In my view this system is not fit for purpose for the following reasons.

  1. The IP has effectively some discretion in the level of cover and it does not cover assets that do not appear in the Statement of Affairs. Therefore dishonesty such as selling the assets too cheaply are not properly covered by a bond. A dishonest pre-pack sale of the assets back to the directors would only be insured for the value of that sale, not its true value that might be later proved by a court.
  2. It is all too common for the IP to fail to obtain cover at all, especially if the process of his loss of licence is long and drawn out. The IP often loses interest in what he sees as petty compliance in the last days of licence holding and bonds are an expense that he may not want to bear.
  3. The cover is often the only asset available after an IP has lost his licence. He has often allowed his PII cover to lapse or the insurer seeks to void it on a number of grounds. The cover is too limited and does not pay for a simple clean up of the cases so that creditors do not have to bear the direct costs in a situation where no fraud has taken place. The successor practitioner must still conduct an investigation into the particular case and the creditors suffer the costs if there is insufficient evidence of fraud to make a successful claim.
  4. The level of general bond is simply far too low. It has been set at £250,000 since 1986 and is not large enough to fulfill its purpose of acting as a catch-all for the shortcomings in the specific bonds.
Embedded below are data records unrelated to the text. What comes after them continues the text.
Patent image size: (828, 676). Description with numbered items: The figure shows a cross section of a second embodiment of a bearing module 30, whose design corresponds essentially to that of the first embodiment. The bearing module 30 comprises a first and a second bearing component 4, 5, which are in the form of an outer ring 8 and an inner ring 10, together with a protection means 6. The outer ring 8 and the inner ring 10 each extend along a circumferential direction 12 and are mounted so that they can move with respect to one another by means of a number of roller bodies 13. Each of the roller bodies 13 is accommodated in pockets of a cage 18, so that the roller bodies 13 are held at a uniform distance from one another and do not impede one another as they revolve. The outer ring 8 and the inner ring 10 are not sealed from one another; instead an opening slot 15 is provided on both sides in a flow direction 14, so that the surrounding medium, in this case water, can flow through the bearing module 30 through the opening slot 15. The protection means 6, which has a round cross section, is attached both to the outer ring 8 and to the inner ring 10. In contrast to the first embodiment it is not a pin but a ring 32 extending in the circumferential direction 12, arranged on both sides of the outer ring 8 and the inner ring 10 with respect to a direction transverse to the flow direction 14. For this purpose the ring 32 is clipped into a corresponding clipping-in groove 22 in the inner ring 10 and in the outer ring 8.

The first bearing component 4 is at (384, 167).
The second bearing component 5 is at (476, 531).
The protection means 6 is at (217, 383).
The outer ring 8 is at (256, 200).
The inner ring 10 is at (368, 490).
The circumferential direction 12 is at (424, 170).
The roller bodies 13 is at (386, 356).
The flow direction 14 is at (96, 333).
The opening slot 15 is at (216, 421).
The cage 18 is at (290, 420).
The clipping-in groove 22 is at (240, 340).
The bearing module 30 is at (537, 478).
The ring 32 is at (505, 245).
I would propose the following.

  1. Specific bonds should be set at the higher of the assets or the creditors. In the case of a CVL with £100k in assets and £1m in liabilities the cover would be for £1m. In an MVL with assets of £1m and liabilities of £100k, it would still be £1m. This level of cover would not greatly increase the premiums as the risk is the same and the level of assets that could be stolen are only marginally higher. What this would do is avoid the nonsensical situation where the level of insurance is a major issue in whether to investigate the case at all.
  2. The general bond should be increased to at least £5m. This could be a partial alternative to the above as increasing the specific bonds should reduce the chances of claims on the general bond. However, claims for fraud or dishonesty are not cheap to bring and it is possibly the case that interest and legal costs could still exceed the level of even an increased specific bond. As above, it ought not be the case that recovery for fraud is stifled by a systemic defect in the legal minimum level of cover.
  3. The bond should provide a wider range of cover. There is the need for funding of the general putting right of a distressed portfolio of insolvencies so that creditors of merely abandoned cases do not have to bear the costs of the insolvency profession putting it right. There should also be a fund available to recover the costs of the regulator intervening in the practice and investigating the misconduct. All of this would be a feature solely of the general bond so that it was funded by practitioners rather than creditors.

I have had some outline discussions with insurers and it appears that the costs of these reforms would not be too drastic. The most expensive would be the extension of the cover under the general bond to fund general investigations. The increase from £250k to £5m might raise the premium to £1,000 per year that the IP has to bear. Is that so much?